ENERGIE – Weniger Gas aus Russland, dafür mehr Flüssiggas aus den USA. Der Bezug von Energieträgern ist oft ein Spiegelbild geopolitischer Entwicklungen. Nicht nur auf globaler, sondern auch auf nationaler Ebene geniesst die Energiepolitik einen hohen Stellenwert. Über 700 eingereichte parlamentarische Geschäfte hatten 2024 einen Energiebezug.
Preiswerte Energie ist für die Wirtschaft essenziell, und die von der Politik gesetzten Rahmenbedingungen spielen dabei eine entscheidende Rolle. Im Strommarkt ist die Schweiz regulatorisch auf halbem Weg steckengeblieben. Nur Grossabnehmer können ihren Versorger frei wählen, während Kleinkunden – darunter viele Gewerbetreibende – auf die Einkaufspolitik lokaler Monopolisten angewiesen bleiben. Dies führt mitunter zu absurden Situationen: So zahlte eine Bäckerei in der bernischen Gemeinde Worb 2023 in der Grundversorgung rund 71 Rappen pro kWh, weil sie sich auf der von der lokalen Genossenschaft belieferten Strassenseite befand. Auf der anderen Strassenseite, wo die BKW den Strom bereitstellte, buk die Konkurrenz zu 26 Rappen pro KWh. Finanzieller Erfolg hat so weniger mit unternehmerischem Geschick zu tun als mit der Antwort auf die Frage, von welchem Monopolisten ein Gewerbetreibender beliefert wird. Für 2025 hat sich die besagte Preisdifferenz in Worb auf 6 Rappen verringert, beträgt aber immer noch rund 20 Prozent.
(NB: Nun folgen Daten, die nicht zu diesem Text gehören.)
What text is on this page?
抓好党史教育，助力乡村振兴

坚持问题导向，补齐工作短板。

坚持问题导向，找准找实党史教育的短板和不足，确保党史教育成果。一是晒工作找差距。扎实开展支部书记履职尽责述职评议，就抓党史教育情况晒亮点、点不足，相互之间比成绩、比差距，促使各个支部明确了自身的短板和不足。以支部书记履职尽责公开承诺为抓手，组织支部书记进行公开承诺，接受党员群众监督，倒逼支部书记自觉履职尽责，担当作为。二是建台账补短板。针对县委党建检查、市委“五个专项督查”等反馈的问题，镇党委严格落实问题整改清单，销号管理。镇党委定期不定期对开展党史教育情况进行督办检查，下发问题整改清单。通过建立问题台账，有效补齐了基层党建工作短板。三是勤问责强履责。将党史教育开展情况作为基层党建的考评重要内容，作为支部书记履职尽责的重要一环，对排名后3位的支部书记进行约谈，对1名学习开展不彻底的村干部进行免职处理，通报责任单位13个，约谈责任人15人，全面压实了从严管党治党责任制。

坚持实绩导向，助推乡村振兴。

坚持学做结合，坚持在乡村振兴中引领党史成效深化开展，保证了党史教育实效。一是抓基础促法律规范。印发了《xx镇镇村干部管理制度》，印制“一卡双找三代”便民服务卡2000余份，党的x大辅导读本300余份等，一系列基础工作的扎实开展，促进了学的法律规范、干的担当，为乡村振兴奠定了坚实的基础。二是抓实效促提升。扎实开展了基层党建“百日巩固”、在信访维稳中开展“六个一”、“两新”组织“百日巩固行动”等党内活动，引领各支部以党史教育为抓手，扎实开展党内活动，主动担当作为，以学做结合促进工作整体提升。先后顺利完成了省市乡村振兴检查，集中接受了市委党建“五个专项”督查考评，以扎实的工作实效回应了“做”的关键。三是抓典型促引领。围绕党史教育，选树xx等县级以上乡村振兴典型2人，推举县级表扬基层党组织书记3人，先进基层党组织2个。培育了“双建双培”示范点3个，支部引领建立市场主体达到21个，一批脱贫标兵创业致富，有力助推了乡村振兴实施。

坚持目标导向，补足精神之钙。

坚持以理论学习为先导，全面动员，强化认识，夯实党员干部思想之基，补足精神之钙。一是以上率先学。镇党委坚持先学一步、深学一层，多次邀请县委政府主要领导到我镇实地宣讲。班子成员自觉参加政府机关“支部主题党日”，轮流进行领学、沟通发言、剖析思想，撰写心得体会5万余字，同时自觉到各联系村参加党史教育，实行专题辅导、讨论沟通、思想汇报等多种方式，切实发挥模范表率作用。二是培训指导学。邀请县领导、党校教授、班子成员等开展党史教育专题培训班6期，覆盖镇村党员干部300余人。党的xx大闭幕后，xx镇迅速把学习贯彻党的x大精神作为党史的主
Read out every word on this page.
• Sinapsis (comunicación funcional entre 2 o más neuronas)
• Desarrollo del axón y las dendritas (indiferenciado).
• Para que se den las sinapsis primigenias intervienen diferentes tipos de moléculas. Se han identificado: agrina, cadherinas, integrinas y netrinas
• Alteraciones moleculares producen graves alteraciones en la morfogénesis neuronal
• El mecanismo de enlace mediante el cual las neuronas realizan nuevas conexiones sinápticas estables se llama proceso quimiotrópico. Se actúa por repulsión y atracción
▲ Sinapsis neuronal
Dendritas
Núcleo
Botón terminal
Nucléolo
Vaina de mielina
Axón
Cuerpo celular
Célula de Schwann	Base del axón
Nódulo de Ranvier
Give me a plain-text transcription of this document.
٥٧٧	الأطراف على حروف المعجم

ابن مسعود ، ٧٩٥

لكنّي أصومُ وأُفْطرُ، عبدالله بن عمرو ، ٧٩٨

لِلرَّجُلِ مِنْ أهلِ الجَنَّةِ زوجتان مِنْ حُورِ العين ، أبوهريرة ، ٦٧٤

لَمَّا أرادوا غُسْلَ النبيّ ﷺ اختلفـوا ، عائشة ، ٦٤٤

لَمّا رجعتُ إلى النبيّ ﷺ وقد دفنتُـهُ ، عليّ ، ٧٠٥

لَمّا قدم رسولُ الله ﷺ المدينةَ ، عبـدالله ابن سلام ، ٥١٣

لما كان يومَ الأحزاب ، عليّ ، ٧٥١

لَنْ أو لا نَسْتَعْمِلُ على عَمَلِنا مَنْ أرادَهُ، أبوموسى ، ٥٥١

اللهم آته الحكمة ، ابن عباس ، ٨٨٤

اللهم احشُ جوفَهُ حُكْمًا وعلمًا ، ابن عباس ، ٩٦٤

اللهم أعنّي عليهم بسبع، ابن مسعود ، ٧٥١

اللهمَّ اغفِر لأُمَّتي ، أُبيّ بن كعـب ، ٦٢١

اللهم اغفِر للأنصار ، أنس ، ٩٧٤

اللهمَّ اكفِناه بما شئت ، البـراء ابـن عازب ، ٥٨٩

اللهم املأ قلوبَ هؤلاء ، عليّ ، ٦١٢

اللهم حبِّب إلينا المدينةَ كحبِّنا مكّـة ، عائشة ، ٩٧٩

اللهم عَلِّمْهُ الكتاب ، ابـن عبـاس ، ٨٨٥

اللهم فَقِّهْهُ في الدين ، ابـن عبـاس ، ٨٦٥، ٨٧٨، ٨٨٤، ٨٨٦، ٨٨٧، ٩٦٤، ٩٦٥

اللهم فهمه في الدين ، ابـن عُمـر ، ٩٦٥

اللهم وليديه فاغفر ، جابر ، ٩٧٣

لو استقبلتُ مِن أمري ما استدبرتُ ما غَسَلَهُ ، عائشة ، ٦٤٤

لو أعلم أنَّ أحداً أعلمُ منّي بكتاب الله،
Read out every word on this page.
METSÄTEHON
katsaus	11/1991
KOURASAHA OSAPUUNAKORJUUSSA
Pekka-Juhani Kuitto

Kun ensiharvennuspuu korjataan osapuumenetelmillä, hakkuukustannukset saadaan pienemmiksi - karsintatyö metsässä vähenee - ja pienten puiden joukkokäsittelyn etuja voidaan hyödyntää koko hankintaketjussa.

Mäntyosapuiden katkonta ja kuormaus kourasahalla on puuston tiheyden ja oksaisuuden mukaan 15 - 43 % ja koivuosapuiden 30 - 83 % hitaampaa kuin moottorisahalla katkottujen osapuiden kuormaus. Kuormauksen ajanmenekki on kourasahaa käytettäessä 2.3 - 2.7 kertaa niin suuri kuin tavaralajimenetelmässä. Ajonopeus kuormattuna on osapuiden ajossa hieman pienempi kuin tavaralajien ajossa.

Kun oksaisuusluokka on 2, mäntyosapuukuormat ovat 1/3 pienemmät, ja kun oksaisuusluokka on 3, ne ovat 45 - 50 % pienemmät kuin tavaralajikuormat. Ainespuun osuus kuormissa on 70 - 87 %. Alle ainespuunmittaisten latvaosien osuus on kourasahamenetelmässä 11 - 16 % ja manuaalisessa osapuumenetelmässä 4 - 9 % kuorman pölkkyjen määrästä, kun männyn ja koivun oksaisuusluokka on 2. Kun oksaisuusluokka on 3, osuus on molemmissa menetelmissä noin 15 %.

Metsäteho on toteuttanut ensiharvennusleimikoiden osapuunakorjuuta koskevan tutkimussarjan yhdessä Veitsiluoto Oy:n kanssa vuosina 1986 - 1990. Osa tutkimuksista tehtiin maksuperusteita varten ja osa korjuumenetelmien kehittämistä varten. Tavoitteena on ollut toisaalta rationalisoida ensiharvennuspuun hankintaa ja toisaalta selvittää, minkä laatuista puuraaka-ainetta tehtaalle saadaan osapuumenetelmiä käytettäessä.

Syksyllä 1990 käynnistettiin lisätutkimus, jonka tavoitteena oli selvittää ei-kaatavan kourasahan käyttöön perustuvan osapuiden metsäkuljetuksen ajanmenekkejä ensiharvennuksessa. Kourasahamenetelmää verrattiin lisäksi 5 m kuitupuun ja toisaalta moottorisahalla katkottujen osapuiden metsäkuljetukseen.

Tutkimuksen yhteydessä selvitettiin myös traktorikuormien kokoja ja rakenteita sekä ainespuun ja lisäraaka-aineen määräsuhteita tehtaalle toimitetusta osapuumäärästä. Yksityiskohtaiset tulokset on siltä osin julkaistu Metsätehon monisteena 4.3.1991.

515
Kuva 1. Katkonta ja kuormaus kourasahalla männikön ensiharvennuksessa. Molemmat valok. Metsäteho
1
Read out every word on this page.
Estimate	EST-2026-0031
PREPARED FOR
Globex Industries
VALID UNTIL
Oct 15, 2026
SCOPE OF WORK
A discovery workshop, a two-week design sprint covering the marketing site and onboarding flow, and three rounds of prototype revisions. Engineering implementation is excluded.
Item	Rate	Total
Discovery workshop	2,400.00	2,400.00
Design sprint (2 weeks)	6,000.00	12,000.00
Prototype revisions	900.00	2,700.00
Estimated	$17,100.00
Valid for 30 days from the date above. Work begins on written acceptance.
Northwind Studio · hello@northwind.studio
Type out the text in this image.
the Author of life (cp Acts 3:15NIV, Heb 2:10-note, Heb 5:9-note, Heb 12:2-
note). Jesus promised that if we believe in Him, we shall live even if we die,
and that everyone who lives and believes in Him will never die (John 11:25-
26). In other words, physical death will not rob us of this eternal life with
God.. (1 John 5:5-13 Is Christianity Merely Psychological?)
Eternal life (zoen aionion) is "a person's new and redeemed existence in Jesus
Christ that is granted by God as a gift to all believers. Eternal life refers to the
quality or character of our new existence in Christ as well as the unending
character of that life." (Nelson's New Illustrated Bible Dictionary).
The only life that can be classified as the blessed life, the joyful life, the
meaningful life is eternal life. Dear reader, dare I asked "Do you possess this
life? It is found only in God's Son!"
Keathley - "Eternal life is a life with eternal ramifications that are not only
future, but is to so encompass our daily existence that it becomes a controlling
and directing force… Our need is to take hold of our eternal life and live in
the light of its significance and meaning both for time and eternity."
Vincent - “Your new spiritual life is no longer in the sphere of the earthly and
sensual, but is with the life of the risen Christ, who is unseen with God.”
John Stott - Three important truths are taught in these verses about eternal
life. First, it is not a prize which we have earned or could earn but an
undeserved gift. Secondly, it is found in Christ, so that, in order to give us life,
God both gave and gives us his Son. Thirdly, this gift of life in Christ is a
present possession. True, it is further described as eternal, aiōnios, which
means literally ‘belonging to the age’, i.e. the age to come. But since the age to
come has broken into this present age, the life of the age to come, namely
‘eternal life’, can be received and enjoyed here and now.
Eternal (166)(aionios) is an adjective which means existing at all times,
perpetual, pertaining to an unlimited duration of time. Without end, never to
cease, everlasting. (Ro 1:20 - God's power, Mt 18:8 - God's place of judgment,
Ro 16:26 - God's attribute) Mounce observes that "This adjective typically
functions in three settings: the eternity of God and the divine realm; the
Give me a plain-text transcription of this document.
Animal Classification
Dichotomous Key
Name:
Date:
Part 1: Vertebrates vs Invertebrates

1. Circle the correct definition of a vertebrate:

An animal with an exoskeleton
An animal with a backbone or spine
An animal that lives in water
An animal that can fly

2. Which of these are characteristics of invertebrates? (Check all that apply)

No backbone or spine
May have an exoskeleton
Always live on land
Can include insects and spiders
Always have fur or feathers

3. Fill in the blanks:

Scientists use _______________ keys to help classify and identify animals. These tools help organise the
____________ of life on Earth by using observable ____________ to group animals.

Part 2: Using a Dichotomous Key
Immerhin könnte derartiger Unsinn bald Geschichte sein. Sollte die Schweiz das Stromabkommen mit der EU abschliessen, müsste sie den Strommarkt vollständig öffnen: Dann hätten alle die freie Wahlmöglichkeit.
Kein Mehrwert für Verbraucher
Doch vielleicht mag besagte Bäckerei gar nicht so lange zuwarten und nutzt Gas als alternativen Energieträger? Eigentlich ist der Gasmarkt in der Schweiz bereits vollkommen liberalisiert. In einem wegweisenden Urteil öffnete ihn die Weko im Jahr 2020 und verfügte eine allgemeine Durchleitungspflicht. Seither ist es theoretisch auch für Geringverbraucher möglich, den Versorger frei zu wählen. In der Praxis bestehen aber nach wie vor Hürden.
Nun will die Politik eingreifen: Das Gasversorgungsgesetz (GasVG) soll es regeln. Doch statt den Wettbewerb zu stärken, drehen die aktuellen Eckwerte der Vorlage das Rad der Zeit zurück: Neu sollen nur noch Bezüger mit einem Jahresverbrauch von über 300 MWh auf dem freien Markt einkaufen können. Dies schliesst 98 Prozent der Nutzer und 50 Prozent des Verbrauchs vom Markt aus. Ausserdem führt eine solche Marktzugangsgrenze zu einem erheblichen Regulierungsaufwand, bräuchte es doch neue Stellen für deren Überwachung beim Bund sowie in der Gaswirtschaft.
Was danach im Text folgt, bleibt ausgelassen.